Temos como ponto de reflexão a construção da virtude e da moral pelo ponto de ação onde é feita uma escolha. Mas toda escolha é excludente, o que sugere que a virtude é a habilidade de administrar conflitos, sejam internos ou externos. E para que isso seja feito é preciso construir uma moral. Ela vai administrar os conflitos com base nos princípios internos que você acolhe em si. Somente após a construção da moral é possível a escolha do caminho que te reflete fielmente e que lhe torna virtuoso.
Tenho como exemplo muito claro da minha escala de valores um momento da minha vida em que estava empregado e possuía um salário, mas não estava trabalhando na área da psicologia. Nesse mesmo momento me foi oferecido um estágio em avaliação neuropsicológica, mas que entrava em conflito de horários com emprego que eu tinha. E para completar a equação, o estágio não tinha bolsa. Eu passei por volta de uma semana refletindo até me recordar de uma coisa que eu disse para mim mesmo ao início da universidade, que é “a psicologia vem primeiro”. E eu aceitei o estágio e larguei o emprego.
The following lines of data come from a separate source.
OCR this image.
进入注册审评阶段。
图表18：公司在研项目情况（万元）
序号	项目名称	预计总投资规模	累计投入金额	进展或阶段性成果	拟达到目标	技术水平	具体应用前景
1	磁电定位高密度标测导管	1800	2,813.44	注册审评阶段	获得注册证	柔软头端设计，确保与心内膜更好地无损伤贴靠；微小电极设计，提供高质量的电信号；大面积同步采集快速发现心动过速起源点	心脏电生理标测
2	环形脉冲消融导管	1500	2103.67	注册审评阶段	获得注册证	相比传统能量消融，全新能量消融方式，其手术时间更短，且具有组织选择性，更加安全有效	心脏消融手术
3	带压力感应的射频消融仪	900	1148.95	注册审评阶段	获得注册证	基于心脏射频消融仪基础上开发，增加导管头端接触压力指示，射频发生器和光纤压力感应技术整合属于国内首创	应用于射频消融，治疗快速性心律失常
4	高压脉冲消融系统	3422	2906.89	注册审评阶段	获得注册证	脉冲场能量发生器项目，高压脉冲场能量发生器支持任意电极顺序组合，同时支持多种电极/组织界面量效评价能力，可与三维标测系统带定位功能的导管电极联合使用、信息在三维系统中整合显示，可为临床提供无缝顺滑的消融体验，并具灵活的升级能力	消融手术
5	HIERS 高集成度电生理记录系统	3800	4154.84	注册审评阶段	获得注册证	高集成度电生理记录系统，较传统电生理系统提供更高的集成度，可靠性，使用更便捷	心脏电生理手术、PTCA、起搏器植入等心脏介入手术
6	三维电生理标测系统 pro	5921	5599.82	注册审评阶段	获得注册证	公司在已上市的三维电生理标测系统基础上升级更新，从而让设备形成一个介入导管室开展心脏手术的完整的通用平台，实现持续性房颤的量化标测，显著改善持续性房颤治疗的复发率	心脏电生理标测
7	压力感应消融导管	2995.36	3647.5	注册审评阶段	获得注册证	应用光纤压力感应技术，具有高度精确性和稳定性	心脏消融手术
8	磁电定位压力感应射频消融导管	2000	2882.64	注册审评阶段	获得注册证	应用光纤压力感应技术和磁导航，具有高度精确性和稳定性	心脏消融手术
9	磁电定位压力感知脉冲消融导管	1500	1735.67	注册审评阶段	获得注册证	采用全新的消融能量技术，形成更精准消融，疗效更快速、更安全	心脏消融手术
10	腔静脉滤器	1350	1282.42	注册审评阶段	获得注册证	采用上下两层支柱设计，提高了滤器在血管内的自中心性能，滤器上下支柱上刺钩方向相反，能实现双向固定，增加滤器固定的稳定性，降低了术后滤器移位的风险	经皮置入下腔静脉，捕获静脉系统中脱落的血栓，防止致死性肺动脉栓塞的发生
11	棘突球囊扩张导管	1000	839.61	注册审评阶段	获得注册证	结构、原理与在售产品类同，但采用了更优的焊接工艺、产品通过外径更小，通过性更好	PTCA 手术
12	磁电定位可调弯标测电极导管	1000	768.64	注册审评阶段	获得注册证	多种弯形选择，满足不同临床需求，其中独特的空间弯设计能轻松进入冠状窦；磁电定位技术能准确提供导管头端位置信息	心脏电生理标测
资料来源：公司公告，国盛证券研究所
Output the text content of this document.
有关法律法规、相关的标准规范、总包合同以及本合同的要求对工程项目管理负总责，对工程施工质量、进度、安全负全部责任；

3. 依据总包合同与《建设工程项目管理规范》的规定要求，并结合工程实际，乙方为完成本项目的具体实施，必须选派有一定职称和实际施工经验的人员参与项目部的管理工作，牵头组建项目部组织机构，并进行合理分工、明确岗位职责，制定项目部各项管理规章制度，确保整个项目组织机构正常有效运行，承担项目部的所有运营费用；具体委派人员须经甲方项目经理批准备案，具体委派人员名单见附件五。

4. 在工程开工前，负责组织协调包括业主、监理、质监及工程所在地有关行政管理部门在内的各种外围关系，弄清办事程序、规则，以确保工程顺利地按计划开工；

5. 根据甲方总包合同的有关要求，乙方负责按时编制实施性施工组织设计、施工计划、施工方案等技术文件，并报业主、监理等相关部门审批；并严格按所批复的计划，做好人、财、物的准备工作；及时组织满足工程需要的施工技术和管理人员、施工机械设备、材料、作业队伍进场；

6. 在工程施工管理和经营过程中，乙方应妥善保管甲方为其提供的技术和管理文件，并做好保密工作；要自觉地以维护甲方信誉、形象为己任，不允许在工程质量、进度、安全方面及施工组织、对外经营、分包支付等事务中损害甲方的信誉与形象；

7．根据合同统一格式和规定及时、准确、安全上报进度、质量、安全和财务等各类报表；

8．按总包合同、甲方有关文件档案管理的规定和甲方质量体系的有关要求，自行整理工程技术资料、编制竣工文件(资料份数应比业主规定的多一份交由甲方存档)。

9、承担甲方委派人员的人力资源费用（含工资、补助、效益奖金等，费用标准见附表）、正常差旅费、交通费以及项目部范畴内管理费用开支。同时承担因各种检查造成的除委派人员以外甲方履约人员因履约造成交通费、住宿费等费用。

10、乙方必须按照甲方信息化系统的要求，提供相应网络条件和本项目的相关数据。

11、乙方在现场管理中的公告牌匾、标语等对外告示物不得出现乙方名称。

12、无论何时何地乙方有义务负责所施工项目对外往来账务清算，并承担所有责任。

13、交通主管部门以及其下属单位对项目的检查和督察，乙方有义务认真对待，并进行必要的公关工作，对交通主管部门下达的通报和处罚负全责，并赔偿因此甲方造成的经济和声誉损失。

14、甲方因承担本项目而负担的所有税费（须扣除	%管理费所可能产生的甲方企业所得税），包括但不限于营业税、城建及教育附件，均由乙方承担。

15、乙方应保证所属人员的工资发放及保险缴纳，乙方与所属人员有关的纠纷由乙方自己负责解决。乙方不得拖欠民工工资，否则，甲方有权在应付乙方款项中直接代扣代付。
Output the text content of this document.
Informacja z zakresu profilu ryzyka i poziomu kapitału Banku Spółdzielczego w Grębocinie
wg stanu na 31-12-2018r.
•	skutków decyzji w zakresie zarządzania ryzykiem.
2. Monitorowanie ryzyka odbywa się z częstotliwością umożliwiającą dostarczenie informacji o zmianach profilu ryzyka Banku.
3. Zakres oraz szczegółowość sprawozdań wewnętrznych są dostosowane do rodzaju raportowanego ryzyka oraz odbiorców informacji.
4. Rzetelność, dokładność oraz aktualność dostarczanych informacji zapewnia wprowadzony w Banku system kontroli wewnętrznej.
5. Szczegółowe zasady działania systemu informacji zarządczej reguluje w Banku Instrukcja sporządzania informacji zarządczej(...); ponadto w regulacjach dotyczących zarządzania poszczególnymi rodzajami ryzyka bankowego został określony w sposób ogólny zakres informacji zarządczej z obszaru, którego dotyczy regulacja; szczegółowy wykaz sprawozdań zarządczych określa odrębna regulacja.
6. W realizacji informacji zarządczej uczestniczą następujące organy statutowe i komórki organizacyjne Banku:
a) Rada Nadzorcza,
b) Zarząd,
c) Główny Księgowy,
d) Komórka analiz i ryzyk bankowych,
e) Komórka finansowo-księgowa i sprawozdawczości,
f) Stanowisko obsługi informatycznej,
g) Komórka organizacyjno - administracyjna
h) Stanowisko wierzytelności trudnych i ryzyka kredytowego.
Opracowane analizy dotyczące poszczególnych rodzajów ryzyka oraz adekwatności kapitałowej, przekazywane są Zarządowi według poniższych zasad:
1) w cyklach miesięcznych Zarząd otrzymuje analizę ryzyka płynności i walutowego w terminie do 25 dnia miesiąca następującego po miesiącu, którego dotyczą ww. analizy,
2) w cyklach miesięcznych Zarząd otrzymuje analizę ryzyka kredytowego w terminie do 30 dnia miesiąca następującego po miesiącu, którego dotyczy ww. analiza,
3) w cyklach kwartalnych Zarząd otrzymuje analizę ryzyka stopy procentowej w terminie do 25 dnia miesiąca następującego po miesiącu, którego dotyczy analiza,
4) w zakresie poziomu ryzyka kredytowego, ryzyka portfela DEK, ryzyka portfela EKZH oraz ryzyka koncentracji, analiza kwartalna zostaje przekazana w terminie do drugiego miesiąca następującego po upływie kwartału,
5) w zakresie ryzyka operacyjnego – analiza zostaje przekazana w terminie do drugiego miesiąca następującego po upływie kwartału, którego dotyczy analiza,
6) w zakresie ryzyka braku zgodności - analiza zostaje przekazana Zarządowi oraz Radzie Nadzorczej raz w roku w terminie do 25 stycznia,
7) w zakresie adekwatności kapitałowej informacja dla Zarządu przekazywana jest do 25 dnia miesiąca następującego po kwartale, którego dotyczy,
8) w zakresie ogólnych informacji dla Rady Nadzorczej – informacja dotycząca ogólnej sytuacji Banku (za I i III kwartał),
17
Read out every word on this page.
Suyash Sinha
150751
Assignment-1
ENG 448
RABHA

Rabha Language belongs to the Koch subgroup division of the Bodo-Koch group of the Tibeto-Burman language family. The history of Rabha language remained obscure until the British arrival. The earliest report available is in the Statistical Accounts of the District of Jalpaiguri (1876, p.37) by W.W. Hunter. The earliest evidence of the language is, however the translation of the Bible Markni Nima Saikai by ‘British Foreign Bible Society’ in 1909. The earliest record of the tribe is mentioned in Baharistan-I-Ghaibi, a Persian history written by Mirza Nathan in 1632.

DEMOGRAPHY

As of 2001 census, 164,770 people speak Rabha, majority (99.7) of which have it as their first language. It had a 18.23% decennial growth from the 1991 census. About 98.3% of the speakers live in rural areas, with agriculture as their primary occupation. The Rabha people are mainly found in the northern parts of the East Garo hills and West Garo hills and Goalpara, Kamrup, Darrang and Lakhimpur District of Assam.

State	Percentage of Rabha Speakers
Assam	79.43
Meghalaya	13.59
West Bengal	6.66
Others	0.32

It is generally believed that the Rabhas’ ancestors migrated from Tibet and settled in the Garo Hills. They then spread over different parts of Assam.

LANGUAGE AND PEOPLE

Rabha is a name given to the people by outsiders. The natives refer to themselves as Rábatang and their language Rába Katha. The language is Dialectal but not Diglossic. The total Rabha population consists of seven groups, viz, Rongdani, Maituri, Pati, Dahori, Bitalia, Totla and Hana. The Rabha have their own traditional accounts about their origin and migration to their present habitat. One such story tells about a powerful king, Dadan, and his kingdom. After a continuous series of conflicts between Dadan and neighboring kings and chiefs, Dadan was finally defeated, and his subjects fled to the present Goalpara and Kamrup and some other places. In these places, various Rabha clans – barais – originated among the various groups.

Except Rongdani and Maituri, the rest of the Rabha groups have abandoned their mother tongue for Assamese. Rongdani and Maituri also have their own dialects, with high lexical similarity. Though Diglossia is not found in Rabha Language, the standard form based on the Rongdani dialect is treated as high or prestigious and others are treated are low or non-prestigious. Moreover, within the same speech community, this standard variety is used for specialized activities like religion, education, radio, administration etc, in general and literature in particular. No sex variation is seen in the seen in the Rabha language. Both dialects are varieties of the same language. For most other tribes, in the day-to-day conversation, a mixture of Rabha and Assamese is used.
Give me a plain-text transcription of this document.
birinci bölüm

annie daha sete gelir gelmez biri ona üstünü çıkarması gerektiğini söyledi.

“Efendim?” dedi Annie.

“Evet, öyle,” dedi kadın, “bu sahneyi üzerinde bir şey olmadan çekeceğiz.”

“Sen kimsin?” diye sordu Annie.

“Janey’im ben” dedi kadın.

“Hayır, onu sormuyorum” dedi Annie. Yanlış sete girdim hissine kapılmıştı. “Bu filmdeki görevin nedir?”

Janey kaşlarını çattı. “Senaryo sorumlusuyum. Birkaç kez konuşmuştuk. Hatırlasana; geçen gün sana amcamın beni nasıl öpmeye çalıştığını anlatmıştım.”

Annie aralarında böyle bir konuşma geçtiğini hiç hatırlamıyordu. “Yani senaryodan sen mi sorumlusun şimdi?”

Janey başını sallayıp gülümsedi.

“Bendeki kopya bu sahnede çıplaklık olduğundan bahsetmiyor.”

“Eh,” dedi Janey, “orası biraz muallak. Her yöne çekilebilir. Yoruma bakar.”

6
Mesmo que não fosse financeiramente positivo no presente, os ganhos curriculares de uma prática eram mais valiosos para mim porque até esse momento eu não havia trabalho com psicologia. Então a oportunidade de atuar no campo em que eu iria me forma era mais valioso para mim do que um salário mínimo.
Para fazer esse tipo de escolha, primeiramente, você precisa estabelecer o princípio e valor que lhe é mais importante no momento. À que cada um lhe serve e é útil? Que posição ocupa na sua escala de valores. Talvez você queira montar seu negócio próprio, ou esteja esgotado de trabalhar sem um propósito. A boa resolução desse conflito se dá pelo autoconhecimento de seus valores. É isso que acalma a tempestade.